Shares of frack sand suppliers are getting crushed today. As of 10:45 a.m. EDT, Fairmount Santrol Holdings (NYSE: FMSA), U.S. Silica (NYSE:SLCA), Smart Sand (NASDAQ:SND), and Hi-Crush Partners (OTC:HCRS.Q) were all down double digits.

So what

One of the culprits is another sell-off in the oil market, with crude falling more than 3% in early trading to around $45 per barrel. That sell-off came despite a massive drop in oil inventories this week, which fell 6.3 million barrels according to the latest government data, well ahead of the 2.5 million barrel draw that analysts expected. On top of that, there was a report out today that OPEC was considering putting a cap on the amount of oil that Nigeria and Libya can produce because rising output from those countries this year has counteracted the organization's efforts to drain the market's excess stockpiles.

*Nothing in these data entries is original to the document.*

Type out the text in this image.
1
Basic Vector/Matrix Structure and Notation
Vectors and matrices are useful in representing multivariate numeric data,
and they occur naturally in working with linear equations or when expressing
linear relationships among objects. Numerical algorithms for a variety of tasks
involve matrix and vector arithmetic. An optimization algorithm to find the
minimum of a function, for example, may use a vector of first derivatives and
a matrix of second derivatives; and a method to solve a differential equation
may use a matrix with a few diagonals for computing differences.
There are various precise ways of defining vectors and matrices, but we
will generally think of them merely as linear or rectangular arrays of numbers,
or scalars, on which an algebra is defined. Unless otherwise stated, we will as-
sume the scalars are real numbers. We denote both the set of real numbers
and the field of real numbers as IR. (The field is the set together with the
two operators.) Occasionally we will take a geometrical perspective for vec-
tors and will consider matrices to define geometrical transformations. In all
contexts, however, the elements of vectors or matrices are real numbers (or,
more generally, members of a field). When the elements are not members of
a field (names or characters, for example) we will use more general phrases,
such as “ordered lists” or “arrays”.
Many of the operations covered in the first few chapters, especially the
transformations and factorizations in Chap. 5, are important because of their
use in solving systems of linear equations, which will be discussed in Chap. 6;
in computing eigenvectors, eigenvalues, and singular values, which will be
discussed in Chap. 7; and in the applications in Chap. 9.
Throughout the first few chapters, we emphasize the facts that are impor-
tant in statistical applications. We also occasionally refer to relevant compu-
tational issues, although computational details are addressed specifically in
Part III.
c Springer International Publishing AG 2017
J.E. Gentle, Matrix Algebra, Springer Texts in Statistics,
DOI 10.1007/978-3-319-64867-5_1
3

The sun shining over a pile of sand.

Image source: Getty Images.

However, what the market has focused on instead is the rapid rise in U.S. output due to fracking. According to the most recent U.S. data, production in the country rose 88,000 barrels a day in the past week, hitting 9.3 million barrels per day. That's up 11% over the past year and back at its 10-month high. That surge in production has also worked to counteract OPEC's efforts, leading many in the industry to suggest that shale drillers need to hit the brakes.

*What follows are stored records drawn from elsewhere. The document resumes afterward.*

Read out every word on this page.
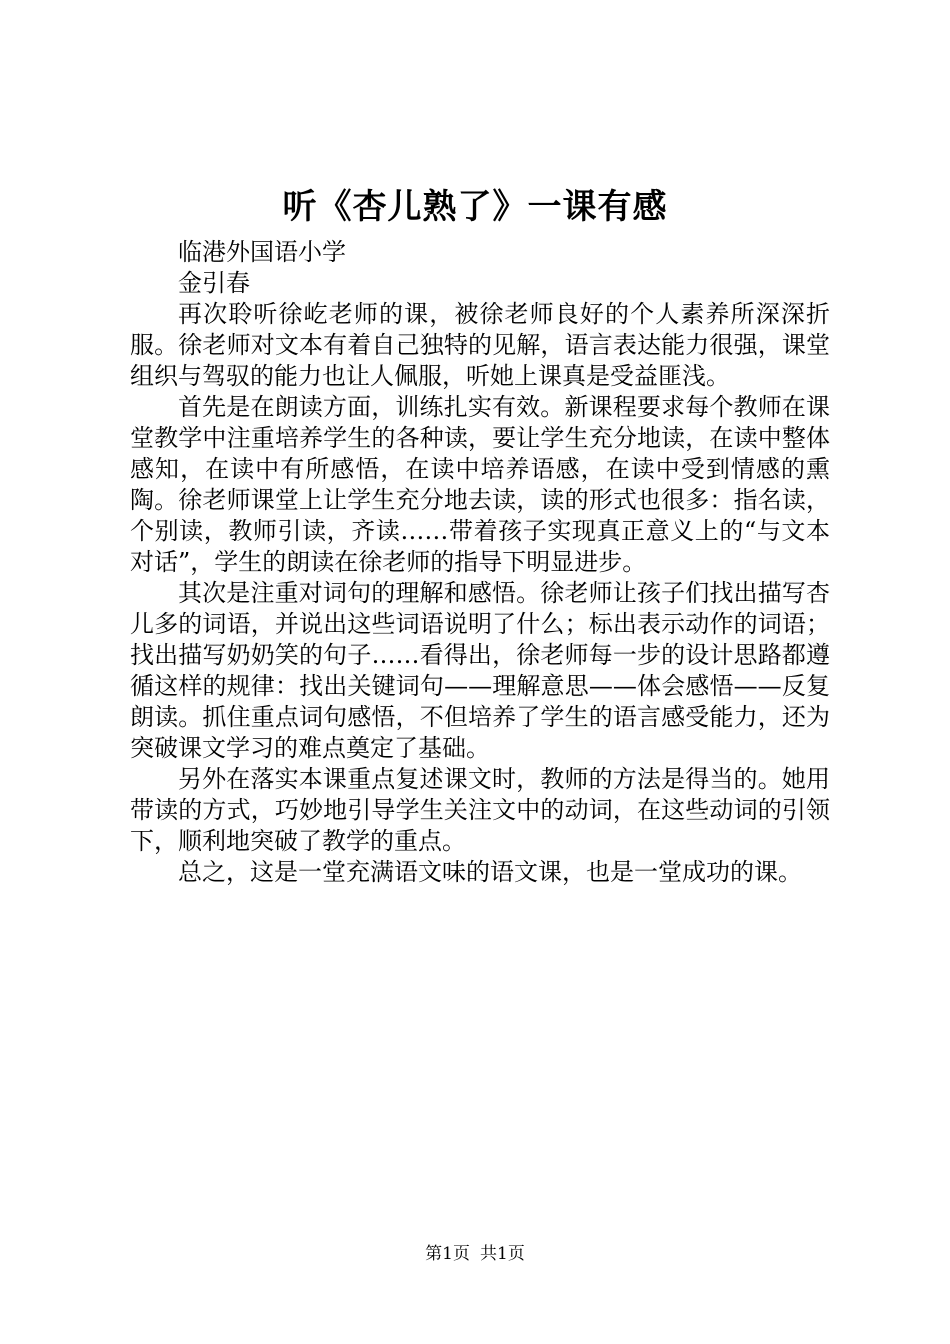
听《杏儿熟了》一课有感

临港外国语小学

金引春

再次聆听徐屹老师的课，被徐老师良好的个人素养所深深折服。徐老师对文本有着自己独特的见解，语言表达能力很强，课堂组织与驾驭的能力也让人佩服，听她上课真是受益匪浅。

首先是在朗读方面，训练扎实有效。新课程要求每个教师在课堂教学中注重培养学生的各种读，要让学生充分地读，在读中整体感知，在读中有所感悟，在读中培养语感，在读中受到情感的熏陶。徐老师课堂上让学生充分地去读，读的形式也很多：指名读，个别读，教师引读，齐读……带着孩子实现真正意义上的“与文本对话”，学生的朗读在徐老师的指导下明显进步。

其次是注重对词句的理解和感悟。徐老师让孩子们找出描写杏儿多的词语，并说出这些词语说明了什么；标出表示动作的词语；找出描写奶奶笑的句子……看得出，徐老师每一步的设计思路都遵循这样的规律：找出关键词句——理解意思——体会感悟——反复朗读。抓住重点词句感悟，不但培养了学生的语言感受能力，还为突破课文学习的难点奠定了基础。

另外在落实本课重点复述课文时，教师的方法是得当的。她用带读的方式，巧妙地引导学生关注文中的动词，在这些动词的引领下，顺利地突破了教学的重点。

总之，这是一堂充满语文味的语文课，也是一堂成功的课。

第1页 共1页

If they do, it would likely cause demand for frack sand to fall, which would impact volumes sold by the likes of Fairmount Santrol Holdings, U.S. Silica, Smart Sand, and Hi-Crush Partners. Those lower volumes would likely cause these producers to cut prices, which would hurt profitability.

Making matters worse, this potential slowdown in demand is coming just as several frack sand producers are expanding their capacity. U.S. Silica and Hi-Crush Partners, for example, are constructing new plants in the fast-growing Permian Basin in western Texas. In U.S. Silica's case, it's investing $225 million to build a mine that can produce 4 million tons of sand per year. That location is important because it would save producers in the region $40 to $60 per ton because they won't have to bring sand in by train from mines in Wisconsin, giving it a competitive advantage over Fairmount Santrol Holdings and Smart Sand.

Meanwhile, this week a third company unveiled plans to build a new frack sand mine in Texas. This plant would supply the region with 5 million tons of sand per year when it becomes operational early next year. That additional capacity, if it comes online at a time that demand for frack sand is falling, could crush frack sand prices, and put more pressure on the financial results of producers.

Now what

Frack sand producers are in a tight spot right now. They expected that stable oil prices this year would enable shale drillers to ramp up their activities, which would drive up demand and pricing for frack sand. However, drillers have increased output quicker than anyone expected, partially due to improving well productivity. That production is weighing on oil prices, and will likely force drillers to slow their pace.  Because of that, there could be more downside ahead for these stocks.